6 Signs You Have What It Takes to Start Your Own Business.
You’re ready to be your own boss—check! You’re also passionate about an idea and dying to bring it to life—double check! But before you quit your day job, it should come as no surprise that running your own business can be an overwhelming new challenge. So how do you know if you’ve really got what it takes? There are a few important traits shared by successful entrepreneurs that can help guide you.
These qualities will make a huge difference when it comes to getting your business up and running:
1. You Have an Idea That Fills a Gap
The first step to success is finding a need that isn’t already being filled. When Tim Crossley was freelancing as an audio engineer, he was having trouble finding his footing because there were a lot of people in his field. But after learning how to design recording studios, he recognized that there wasn’t much competition in that niche.
“It seemed like there weren’t a lot of people helping people determine how to make their rooms sound better,” says Crossley, a co-founder of Crossley Acoustics, a full-service acoustic design and build firm in Brooklyn. He started to pursue it, turning Crossley Acoustics into one of the few firms that offer the full recording studio experience, from design to construction.

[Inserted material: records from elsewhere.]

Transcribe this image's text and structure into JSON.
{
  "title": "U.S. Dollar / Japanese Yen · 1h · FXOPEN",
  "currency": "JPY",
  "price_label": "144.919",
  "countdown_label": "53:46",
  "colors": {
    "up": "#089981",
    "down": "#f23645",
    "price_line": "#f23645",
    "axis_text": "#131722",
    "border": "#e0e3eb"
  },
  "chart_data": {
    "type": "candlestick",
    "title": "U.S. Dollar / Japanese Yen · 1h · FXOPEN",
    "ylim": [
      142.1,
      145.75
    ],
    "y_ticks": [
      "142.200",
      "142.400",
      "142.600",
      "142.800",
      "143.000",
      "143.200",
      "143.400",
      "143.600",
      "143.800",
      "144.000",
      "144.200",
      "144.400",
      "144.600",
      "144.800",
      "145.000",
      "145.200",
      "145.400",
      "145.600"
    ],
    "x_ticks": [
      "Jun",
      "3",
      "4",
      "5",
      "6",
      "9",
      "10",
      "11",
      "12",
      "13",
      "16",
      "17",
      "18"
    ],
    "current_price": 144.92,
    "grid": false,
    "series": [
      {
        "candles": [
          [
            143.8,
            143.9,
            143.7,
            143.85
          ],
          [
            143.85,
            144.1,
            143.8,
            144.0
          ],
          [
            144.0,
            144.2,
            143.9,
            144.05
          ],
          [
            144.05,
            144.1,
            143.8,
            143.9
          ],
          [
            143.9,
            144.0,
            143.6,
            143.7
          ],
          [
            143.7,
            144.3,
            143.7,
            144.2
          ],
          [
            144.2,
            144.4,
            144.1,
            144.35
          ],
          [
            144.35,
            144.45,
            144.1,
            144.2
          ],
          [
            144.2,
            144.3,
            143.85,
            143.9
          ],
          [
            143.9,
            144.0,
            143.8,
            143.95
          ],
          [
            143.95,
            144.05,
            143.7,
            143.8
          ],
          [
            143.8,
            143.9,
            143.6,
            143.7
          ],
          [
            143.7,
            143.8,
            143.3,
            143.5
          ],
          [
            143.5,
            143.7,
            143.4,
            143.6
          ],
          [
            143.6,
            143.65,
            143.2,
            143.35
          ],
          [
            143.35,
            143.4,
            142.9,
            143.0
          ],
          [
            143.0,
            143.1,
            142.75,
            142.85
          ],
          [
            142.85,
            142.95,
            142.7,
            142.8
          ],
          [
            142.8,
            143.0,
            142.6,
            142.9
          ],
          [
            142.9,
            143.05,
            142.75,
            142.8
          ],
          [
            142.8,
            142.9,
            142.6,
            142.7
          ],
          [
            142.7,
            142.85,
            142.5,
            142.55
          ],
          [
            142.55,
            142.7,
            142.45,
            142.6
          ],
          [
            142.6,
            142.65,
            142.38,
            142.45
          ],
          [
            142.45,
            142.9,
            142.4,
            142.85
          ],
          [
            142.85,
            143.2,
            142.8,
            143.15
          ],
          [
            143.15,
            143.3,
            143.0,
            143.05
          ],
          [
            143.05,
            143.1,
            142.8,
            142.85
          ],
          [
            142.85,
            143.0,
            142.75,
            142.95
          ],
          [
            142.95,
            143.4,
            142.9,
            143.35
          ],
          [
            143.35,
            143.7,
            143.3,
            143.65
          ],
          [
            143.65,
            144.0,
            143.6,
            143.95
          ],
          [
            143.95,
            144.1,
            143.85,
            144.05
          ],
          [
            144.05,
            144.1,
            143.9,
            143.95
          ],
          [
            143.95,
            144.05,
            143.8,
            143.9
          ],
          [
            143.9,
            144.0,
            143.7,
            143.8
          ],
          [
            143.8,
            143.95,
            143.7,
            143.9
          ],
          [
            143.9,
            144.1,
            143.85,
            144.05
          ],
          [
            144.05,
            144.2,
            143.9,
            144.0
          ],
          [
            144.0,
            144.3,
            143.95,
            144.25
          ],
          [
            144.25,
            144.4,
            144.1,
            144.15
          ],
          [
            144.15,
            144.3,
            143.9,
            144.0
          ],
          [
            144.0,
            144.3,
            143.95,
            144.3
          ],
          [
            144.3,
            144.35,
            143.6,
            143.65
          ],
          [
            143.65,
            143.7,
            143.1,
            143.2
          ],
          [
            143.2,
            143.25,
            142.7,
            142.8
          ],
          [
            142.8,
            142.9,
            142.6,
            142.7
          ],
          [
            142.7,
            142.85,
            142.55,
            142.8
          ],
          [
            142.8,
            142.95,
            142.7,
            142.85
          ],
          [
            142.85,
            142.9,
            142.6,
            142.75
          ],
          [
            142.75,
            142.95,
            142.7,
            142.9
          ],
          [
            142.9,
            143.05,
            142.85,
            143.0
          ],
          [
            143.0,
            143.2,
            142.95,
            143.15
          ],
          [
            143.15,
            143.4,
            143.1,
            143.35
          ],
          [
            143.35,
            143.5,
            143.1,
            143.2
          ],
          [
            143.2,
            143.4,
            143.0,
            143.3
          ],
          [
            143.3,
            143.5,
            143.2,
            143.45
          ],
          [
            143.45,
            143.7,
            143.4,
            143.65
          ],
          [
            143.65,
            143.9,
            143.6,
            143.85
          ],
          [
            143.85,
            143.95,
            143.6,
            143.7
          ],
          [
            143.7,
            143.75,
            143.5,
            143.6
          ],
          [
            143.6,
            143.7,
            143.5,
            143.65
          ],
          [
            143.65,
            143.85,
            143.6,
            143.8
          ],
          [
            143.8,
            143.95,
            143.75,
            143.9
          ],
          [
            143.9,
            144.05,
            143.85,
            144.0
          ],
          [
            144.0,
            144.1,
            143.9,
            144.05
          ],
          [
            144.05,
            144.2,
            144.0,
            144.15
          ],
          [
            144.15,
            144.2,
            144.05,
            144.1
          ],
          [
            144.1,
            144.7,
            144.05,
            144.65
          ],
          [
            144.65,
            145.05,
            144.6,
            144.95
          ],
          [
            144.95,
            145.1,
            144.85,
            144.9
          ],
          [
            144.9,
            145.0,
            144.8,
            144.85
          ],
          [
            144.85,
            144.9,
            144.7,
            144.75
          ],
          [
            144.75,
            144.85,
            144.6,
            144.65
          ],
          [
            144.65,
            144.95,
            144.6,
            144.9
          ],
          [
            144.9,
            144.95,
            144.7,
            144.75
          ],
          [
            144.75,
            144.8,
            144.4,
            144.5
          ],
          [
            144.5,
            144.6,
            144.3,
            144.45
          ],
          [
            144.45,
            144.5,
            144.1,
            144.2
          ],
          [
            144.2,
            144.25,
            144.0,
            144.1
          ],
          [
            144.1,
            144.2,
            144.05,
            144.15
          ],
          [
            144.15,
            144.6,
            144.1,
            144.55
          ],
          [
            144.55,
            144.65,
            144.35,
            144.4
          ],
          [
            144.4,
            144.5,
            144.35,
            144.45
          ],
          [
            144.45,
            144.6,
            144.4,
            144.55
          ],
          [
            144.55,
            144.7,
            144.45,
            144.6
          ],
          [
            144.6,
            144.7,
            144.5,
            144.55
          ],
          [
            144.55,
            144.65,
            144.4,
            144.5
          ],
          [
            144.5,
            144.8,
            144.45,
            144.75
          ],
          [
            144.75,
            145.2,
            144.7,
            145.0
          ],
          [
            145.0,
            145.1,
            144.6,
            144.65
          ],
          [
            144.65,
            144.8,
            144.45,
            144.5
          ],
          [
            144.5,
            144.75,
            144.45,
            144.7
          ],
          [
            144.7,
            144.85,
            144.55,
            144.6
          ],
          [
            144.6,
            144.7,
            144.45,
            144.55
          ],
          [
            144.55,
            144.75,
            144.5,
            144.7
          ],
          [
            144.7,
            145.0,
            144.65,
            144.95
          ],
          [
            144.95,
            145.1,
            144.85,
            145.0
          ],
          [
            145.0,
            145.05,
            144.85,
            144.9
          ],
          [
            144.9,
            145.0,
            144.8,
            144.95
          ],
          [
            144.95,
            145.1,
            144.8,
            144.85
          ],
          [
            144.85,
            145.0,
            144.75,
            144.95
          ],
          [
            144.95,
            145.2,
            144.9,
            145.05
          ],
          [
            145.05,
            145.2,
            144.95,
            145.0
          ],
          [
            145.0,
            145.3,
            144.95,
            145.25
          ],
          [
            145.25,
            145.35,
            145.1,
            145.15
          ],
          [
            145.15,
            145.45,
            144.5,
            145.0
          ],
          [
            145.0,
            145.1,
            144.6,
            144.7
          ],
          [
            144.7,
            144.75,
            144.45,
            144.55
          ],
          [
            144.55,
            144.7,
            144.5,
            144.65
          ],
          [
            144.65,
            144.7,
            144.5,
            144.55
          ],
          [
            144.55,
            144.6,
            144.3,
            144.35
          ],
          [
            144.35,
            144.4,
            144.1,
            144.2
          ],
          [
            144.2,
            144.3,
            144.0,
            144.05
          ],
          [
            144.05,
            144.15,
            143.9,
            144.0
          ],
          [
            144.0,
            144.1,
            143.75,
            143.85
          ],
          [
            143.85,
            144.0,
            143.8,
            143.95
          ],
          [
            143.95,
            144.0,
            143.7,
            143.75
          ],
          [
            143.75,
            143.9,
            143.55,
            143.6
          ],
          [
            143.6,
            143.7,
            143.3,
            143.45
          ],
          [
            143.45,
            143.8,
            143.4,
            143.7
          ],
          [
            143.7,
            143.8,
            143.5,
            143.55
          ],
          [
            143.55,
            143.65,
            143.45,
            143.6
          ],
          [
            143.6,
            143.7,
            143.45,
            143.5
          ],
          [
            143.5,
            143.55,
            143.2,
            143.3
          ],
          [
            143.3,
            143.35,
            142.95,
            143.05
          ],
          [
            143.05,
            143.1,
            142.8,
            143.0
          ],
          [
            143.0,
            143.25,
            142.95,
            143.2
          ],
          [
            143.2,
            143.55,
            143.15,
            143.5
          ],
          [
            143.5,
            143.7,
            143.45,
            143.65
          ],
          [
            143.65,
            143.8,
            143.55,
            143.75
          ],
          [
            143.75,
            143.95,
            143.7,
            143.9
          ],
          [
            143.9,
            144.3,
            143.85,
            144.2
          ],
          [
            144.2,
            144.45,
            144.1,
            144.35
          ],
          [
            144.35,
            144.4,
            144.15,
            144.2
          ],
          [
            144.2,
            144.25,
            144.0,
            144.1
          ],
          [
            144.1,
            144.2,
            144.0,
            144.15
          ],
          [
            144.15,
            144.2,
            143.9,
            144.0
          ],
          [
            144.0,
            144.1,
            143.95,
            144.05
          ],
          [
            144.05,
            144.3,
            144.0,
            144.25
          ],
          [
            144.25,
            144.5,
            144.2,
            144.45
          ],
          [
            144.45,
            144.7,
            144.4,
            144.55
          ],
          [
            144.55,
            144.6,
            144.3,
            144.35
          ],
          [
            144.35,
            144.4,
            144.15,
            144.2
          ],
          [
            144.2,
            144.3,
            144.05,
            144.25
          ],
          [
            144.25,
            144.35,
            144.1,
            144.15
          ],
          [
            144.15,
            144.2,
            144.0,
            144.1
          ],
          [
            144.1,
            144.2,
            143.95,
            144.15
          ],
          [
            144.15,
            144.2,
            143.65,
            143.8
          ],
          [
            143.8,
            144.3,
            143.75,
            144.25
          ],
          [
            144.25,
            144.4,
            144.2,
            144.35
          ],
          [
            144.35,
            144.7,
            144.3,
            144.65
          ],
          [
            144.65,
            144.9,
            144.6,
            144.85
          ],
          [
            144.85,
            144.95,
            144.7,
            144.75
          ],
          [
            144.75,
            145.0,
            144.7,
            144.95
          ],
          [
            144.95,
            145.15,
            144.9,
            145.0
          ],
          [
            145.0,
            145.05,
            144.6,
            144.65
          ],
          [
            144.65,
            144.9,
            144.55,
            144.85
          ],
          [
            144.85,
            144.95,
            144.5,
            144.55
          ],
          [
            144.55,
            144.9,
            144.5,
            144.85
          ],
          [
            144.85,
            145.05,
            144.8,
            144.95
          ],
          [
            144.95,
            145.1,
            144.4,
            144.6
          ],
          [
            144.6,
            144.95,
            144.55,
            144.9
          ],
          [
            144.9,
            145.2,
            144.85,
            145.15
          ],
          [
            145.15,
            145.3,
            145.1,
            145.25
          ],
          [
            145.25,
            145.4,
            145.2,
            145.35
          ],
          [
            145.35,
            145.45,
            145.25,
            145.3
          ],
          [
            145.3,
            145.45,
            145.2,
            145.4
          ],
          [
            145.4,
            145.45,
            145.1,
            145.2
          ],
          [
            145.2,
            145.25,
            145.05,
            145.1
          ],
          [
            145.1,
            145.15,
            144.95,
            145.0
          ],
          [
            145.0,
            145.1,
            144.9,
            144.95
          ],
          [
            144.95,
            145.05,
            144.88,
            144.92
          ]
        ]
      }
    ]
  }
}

He admits the work isn’t the easiest: “Construction is a difficult business to be in New York City, but it’s what’s helped us stand out from our competition,” he says. “There are very few companies that do a multitude of work that we do.”
2. You’re Willing to Do All the Things
Many people start their own company because they want to focus on what they love. But as a small business owner, you’re not just doing the thing you want to do; you’re responsible for everything else, too.
“When you’re in charge of the business, you wear all the hats,” says Alison Matheny, founder of BEST, a creative studio based in New York City that handles branding and content creation projects for a variety of products (everything from hotels to skincare). “You’re the bookkeeper, the project manager, the creative director, the website manager, the social poster—you do everything.”
3. You Know When to Call in the Experts
If you don’t want to do everything—or you don’t know how to do everything—you’ll have to expand or outsource. “There’s a point in time when it’s really important to delegate certain jobs and to bring people on with new ideas,” Matheny says. “That’s a struggle for a lot of entrepreneurs, releasing that control and allowing other people to help you.”
It might also mean investing in tools, such as a program for time tracking or bookkeeping, or website development software. Crossley, for instance, used Squarespace to create and host his company’s website. “Even with a background in design and a handful of experiences with front-end coding, it would have taken me infinitely longer to make a website from scratch, and I never would have been able to achieve the same results,” he says. “And thanks to the SEO features we’ve measured an appreciable uptick in the amount of sales calls we’re getting since having launched our new site.”
4. You’re Able to Evolve
Jack Kneller and his co-founder, Beth Porter, launched organic snack company Sweet Nothings in the summer of 2019. Before their first launch and sales, Kneller and Porter gathered as much feedback as possible on their product and branding, trying dozens of different recipes and rebranding a few times. Even so, they’ve had to adjust their formula along the way.
“It feels like you really only have one shot to do it,” Kneller says. “You go to the market being like, ‘This is our final product.’ But already, not even that many months into the business, we’re already tweaking to make it even better, to respond to consumer feedback.”
5. You’re Not Afraid to Put Yourself Out There
Early in the process of creating Sweet Nothings, Kneller and his co-founder were invited to a competition at LinkedIn in which 20 brands pitched hundreds of employees on why their product should be the new snack at the social media firm. “There were big companies there, with beautiful banners and nice sampling spoons,” Kneller says. “We were in our jeans and T-shirts with unbranded cups and no tablecloth. But we won that competition, and that got us a summer contract with LinkedIn.”
That contract helped them vie for other corporate cafeterias, and today Sweet Nothings is stocked in Apple’s headquarters, Goldman Sachs, Morgan Stanley, Levi Strauss & Co., Athleta, and Twitter New York. Putting yourself out there pays off, and that means starting with a great website design to help shape your brand image and first impression to potential clients.
6. You’re Ready to Work Hard
It’s easy to romanticize being an entrepreneur. Although it’s incredible and empowering work, it’s also exhausting. “It’s really hard,” Kneller says. “It’s hard emotionally, it’s hard with friendships and relationships. We spend a lot of our waking hours thinking about work, talking about work, working on work.”
While it’s one thing to hear this from others—and people told Kneller this before he started Sweet Nothings with Porter—he still wasn’t fully cognizant of the toll it would take. “At first, I was going, go, go,” he says. “Now I’m trying to be more holistic with my physical and mental health, carving out time to work out and cook for myself.”
Don’t forget—running your own business often means there are no set working hours. You’re essentially on call 24/7, which means that holding the line between work time and downtime also falls on your shoulders.